My experience went like…: Tralalala~ Liz Ma gettin the mail~, GAHHH WHAT IS THIS SQUISHY PACKAGE, should-I-open-it-ohhgod–AHHH!!!, …sfhhhsshhhfggggahhhhh… (tearing noises), “Congratulations YOU are ACCEPTED”, …..YAAAAAY! Yes, exactly like that. On April 3, 2008, my front yard.

So now I’m struggling through my last 9 weeks–and currently getting totally fucking slaughtered. Everyone is like “OMG riz ma you so smart, you GPA soo highhhuhhh! You must be genius or somefin! *am I right or AM I RIGHT?*” but seriously, I just had 30 minutes worth of work ethic and the material was much easier than the class names feigned. I don’t know what the HELL is up with this semester, my brain is on lockdown. I DO give a shit, and yet I feel hopeless. My head spins when I try to read anything remotely difficult. All I want to do is study Japanese. Reading a chemistry chapter is ten thousand times harder than reading a Japanese book to me.
I feel so fucking DONE. GET ME THE FUCK OUT OF HERE.
Oh yeah, premise of blog. Right. Basically:
- I’m going to be in Japan for 7 weeks this summer (June 11 -> July 24). Should be exciting for me, which I hope is transitively exciting for everyone back in the states. Pics and videos, I promise.
- I’m going to California and a wedding shortly afterwards. Pictures and stories most definitely.
- Afterwards my Junior year begins. You won’t hear about it because I’ll be drowning in work.

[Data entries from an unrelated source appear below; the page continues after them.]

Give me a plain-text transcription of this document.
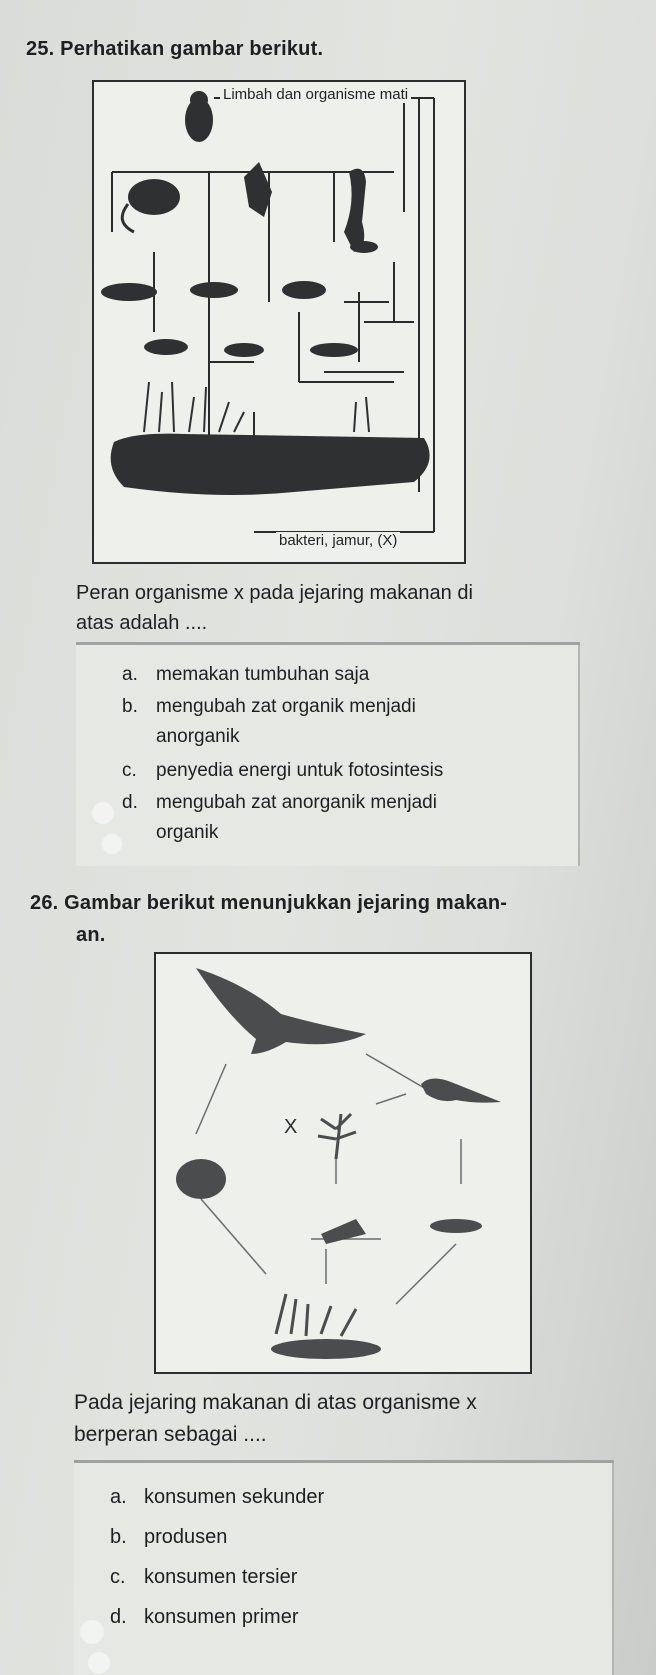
25. Perhatikan gambar berikut.
Limbah dan organisme mati
bakteri, jamur, (X)
Peran organisme x pada jejaring makanan di
atas adalah ....
a. memakan tumbuhan saja
b. mengubah zat organik menjadi
anorganik
c. penyedia energi untuk fotosintesis
d. mengubah zat anorganik menjadi
organik
26. Gambar berikut menunjukkan jejaring makan-
an.
X
Pada jejaring makanan di atas organisme x
berperan sebagai ....
a. konsumen sekunder
b. produsen
c. konsumen tersier
d. konsumen primer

- BUT, THE BLOG WILL LIVE. I’m planning to go to France for 7 weeks next summer (also exchange). I’ll have finished AP French 5 by then, so I don’t even have to study. Very unstressful!

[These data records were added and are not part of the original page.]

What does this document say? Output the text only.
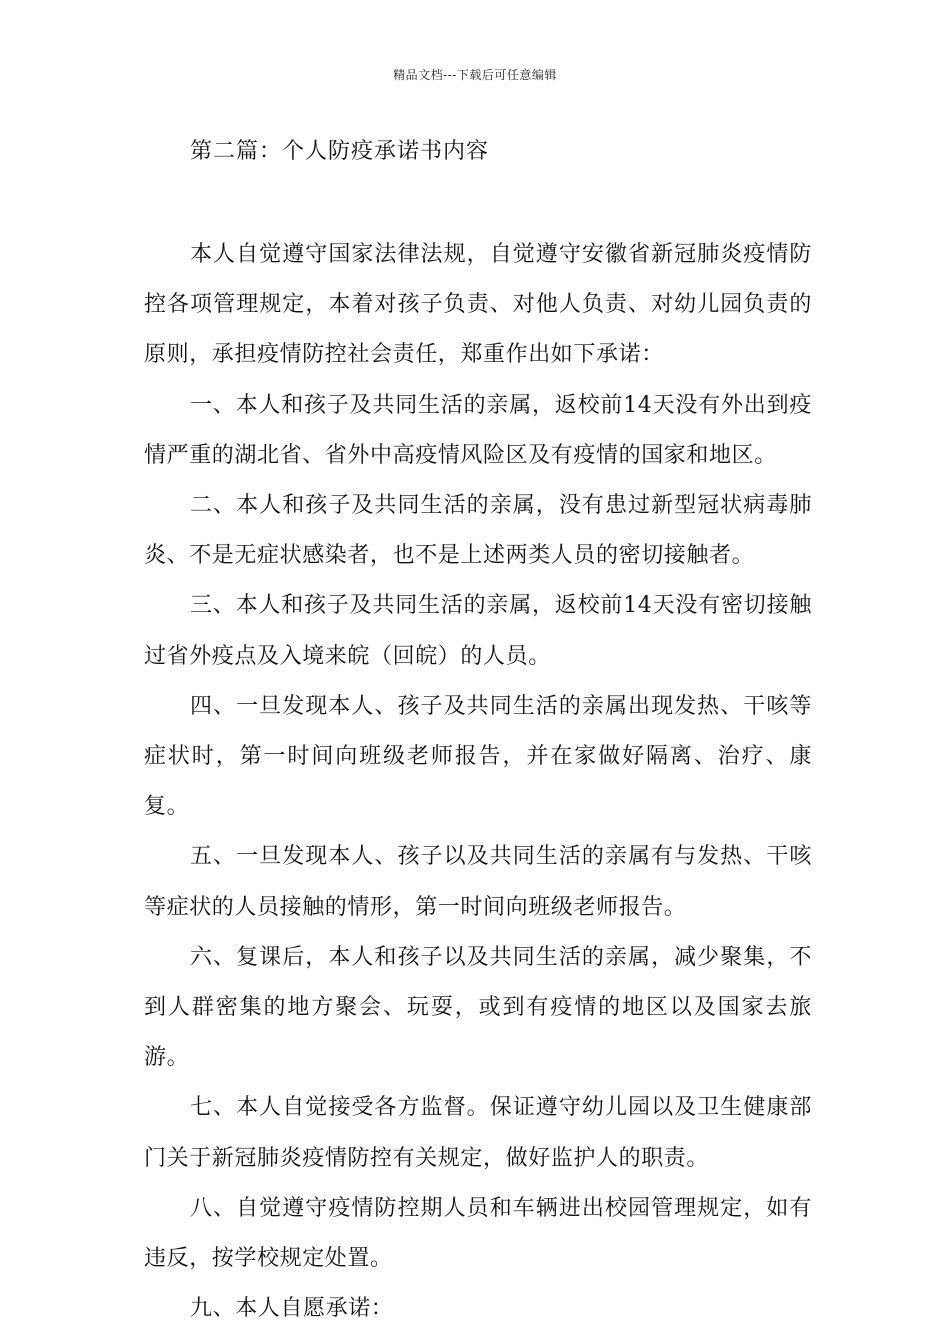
精品文档---下载后可任意编辑
第二篇：个人防疫承诺书内容

本人自觉遵守国家法律法规，自觉遵守安徽省新冠肺炎疫情防控各项管理规定，本着对孩子负责、对他人负责、对幼儿园负责的原则，承担疫情防控社会责任，郑重作出如下承诺：

一、本人和孩子及共同生活的亲属，返校前14天没有外出到疫情严重的湖北省、省外中高疫情风险区及有疫情的国家和地区。

二、本人和孩子及共同生活的亲属，没有患过新型冠状病毒肺炎、不是无症状感染者，也不是上述两类人员的密切接触者。

三、本人和孩子及共同生活的亲属，返校前14天没有密切接触过省外疫点及入境来皖（回皖）的人员。

四、一旦发现本人、孩子及共同生活的亲属出现发热、干咳等症状时，第一时间向班级老师报告，并在家做好隔离、治疗、康复。

五、一旦发现本人、孩子以及共同生活的亲属有与发热、干咳等症状的人员接触的情形，第一时间向班级老师报告。

六、复课后，本人和孩子以及共同生活的亲属，减少聚集，不到人群密集的地方聚会、玩耍，或到有疫情的地区以及国家去旅游。

七、本人自觉接受各方监督。保证遵守幼儿园以及卫生健康部门关于新冠肺炎疫情防控有关规定，做好监护人的职责。

八、自觉遵守疫情防控期人员和车辆进出校园管理规定，如有违反，按学校规定处置。

九、本人自愿承诺：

Ultimately– more adventures of a stupid foreign girl in far far country for all. - School is killing me. Killing me. Killing me. Killing me. I’m surprised no one has stopped to tell me “DON’T GO TOWARDS THE LIGHT!!” Hah. Hah. *wheezes, coughs blood*
I need to study a lot of grammar points and kanji before Japan… I know enough to barely survive, I want to know enough to really immerse myself. So that’s what’s up for April/May. I don’t know my family/location yet. TOKYO plox~
I had a blog for four years but needed a fresh slate
So, I have no friends on this site
Feel free to comment ![]()
Yep. I should probably go do that homework.
NOTE: You don’t have to sign up for WordPress to comment. Best fucking feature–I signed up for 4 other blogs before I found WP.

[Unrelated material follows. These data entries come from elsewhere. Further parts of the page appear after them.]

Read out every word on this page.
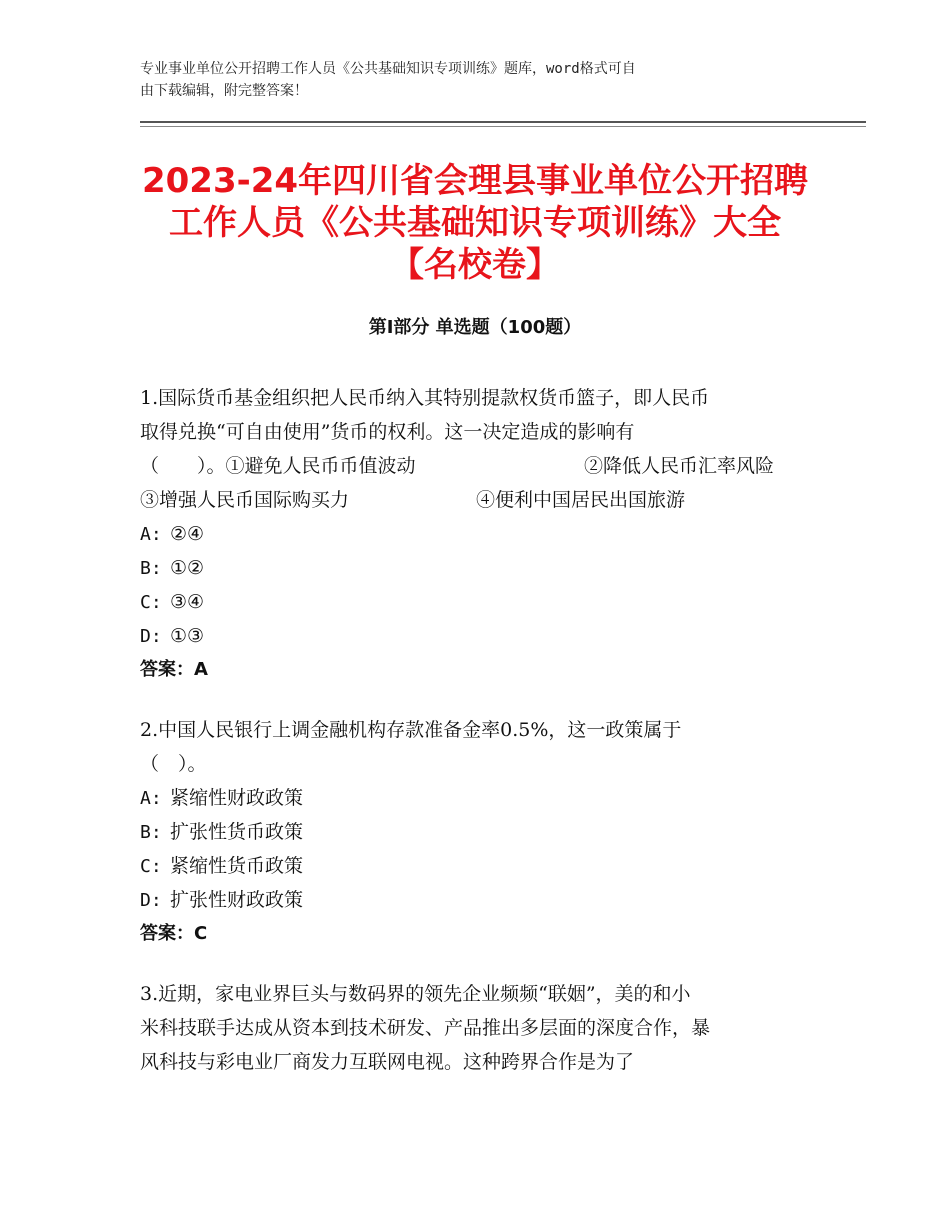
专业事业单位公开招聘工作人员《公共基础知识专项训练》题库，word格式可自
由下载编辑，附完整答案！
2023-24年四川省会理县事业单位公开招聘
工作人员《公共基础知识专项训练》大全
【名校卷】
第Ⅰ部分 单选题（100题）
1.国际货币基金组织把人民币纳入其特别提款权货币篮子，即人民币
取得兑换“可自由使用”货币的权利。这一决定造成的影响有
（　　）。①避免人民币币值波动	②降低人民币汇率风险
③增强人民币国际购买力	④便利中国居民出国旅游
A: ②④
B: ①②
C: ③④
D: ①③
答案：A
2.中国人民银行上调金融机构存款准备金率0.5%，这一政策属于
（　）。
A: 紧缩性财政政策
B: 扩张性货币政策
C: 紧缩性货币政策
D: 扩张性财政政策
答案：C
3.近期，家电业界巨头与数码界的领先企业频频“联姻”，美的和小
米科技联手达成从资本到技术研发、产品推出多层面的深度合作，暴
风科技与彩电业厂商发力互联网电视。这种跨界合作是为了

Update: It’s 4 AM. I got through one page (front side only) of chemistry-note-review. HAHAHA WHY AM I SUCH A FAILURE? I don’t want to be in this situation. I need to leave the country (extreme avoidance tendencies much… -__-)!
Too bad that doesn’t happen until after finals. I’m fucked. And I’m fucked in the way that I just want to whine on the internet about it instead of sleeping my stupid 2 hours. DIE CHEMISTRY DIE DIE DIE.
Update #2 (4/17/2008): I knew I wanted to make extra cash for the trip somehow (although honestly my parents will probably give me a lot as well), but it really just hit me. Like just yesterday I was digging through every cabinet in the house for change (I found a lot, lol). I think I’m just trying to do menial tasks to quench my excitement…excitement which has come 7 weeks too early and needs to shut up so I can study for school X_X.
Anyways, besides that, I’m also eating stuff I bring from home before 4th period every day–to save the $2.00 I’m supposed to spend on lunch every day. My parents would be pissed off if they knew because 1) We’re not dirt-poor. 2) They really want me to eat well. 3) We’re not poor! XD.
It’s just that my dad already paid the $2000 scholarship contribution. So the change gathering and “I’m not going to spend a cent on anything before I leave” thing is mostly to ease my own guilt. I have a TON of things I need to buy even BEFORE I leave… a new summer wardrobe, for one thing. I’m gonna need $500 at least, just for new headphones… new camera battery… etc. etc. It doesn’t help that I feel like a complete shithead whenever they give me more than $20 at once.
Anyways, that’s my weird money thing concerning the trip.